Hunting for Leaks When You Should Be Fixing the Ship
/In the FTVLive email which is sent out three times a week, on Thursday I wrote about how media companies focus more on leaks coming out of their newsrooms instead of fixing the problem.
I wanted to share what I wrote, so maybe some of the people who need to see this, will.
In newsrooms across the country, a familiar and destructive pattern plays out. When morale is low and working conditions are poor, stories of the internal turmoil inevitably find their way outside the station's walls. And what is management’s typical response? Not to address the core problems, but to launch a witch hunt for the "leaker."
This week, we saw a stark example of this misplaced focus at WISH-TV in Indianapolis, where a well-liked anchor was fired after just seven months. According to station insiders, management wrongly believed she was a source for FTVLive.
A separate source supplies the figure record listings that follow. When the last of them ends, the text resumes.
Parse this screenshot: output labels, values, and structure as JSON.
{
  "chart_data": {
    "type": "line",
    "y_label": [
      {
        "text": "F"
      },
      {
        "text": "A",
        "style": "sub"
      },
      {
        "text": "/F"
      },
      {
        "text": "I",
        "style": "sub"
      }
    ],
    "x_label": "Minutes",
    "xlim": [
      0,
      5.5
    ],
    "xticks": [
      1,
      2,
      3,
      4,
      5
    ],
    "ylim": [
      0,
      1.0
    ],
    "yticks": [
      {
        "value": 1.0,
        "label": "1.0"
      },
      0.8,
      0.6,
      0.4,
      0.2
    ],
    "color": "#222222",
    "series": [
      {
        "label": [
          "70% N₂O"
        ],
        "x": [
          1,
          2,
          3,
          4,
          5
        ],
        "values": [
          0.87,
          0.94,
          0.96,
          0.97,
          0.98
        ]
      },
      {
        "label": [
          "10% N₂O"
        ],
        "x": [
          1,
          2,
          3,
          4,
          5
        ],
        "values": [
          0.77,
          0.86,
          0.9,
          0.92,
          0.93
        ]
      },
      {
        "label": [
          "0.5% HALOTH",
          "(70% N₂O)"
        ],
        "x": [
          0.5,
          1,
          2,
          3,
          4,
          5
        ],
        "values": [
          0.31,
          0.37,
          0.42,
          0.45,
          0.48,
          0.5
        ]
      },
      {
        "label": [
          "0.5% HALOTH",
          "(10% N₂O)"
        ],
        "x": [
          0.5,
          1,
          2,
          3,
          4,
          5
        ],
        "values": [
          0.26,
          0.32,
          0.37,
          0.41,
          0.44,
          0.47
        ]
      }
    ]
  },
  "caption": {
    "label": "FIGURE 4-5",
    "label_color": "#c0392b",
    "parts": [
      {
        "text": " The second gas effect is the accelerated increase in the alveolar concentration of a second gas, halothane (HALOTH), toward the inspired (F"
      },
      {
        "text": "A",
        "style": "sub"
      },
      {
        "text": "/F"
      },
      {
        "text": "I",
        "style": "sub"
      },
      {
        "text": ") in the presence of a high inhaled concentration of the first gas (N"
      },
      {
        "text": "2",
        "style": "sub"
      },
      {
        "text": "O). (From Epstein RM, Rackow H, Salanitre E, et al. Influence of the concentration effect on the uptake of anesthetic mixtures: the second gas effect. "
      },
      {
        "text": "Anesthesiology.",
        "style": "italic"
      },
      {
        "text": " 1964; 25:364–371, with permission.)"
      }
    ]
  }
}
Let me be unequivocally clear: she was not.
But the specifics of this single case, while deeply concerning for the individual involved, point to a much larger, systemic rot within our industry. When management becomes more obsessed with who is talking to outsiders than with why their newsroom is a place people want to talk from, the battle is already lost.
Think of the wasted energy. The time spent in meetings trying to pinpoint a source, the effort spent crafting threatening internal memos, the cultivation of a paranoid "us vs. them" culture inside the building—it's all a profound misallocation of resources. That is energy that should be spent making the newsroom a functional, supportive, and dynamic place to work.
To every General Manager, News Director, and corporate suit reading this, here is a simple truth: People do not leak from happy newsrooms.
Journalists don't risk their careers to expose a workplace where they feel valued, respected, and equipped to do their jobs. The "leaks" you're so desperate to plug are not the problem; they are a symptom of the problem. They are the warning flares sent up from a newsroom culture that is broken.
The irony in Indianapolis is that after the station fired the person they thought was the leak, my inbox was flooded by other employees from that same station, telling me what happened. You can't plug a leak when the entire ship is rotting.
Instead of hunting for sources, try addressing the issues that create them. Focus on fair contracts, manageable workloads, and a chain of command that listens instead of threatens. Cultivate a newsroom where people are proud to work, not a place they are desperately looking to escape.
If you build a better workplace, the leaks will dry up on their own. Stop trying to find the one person talking, and start building a station where no one feels the need to.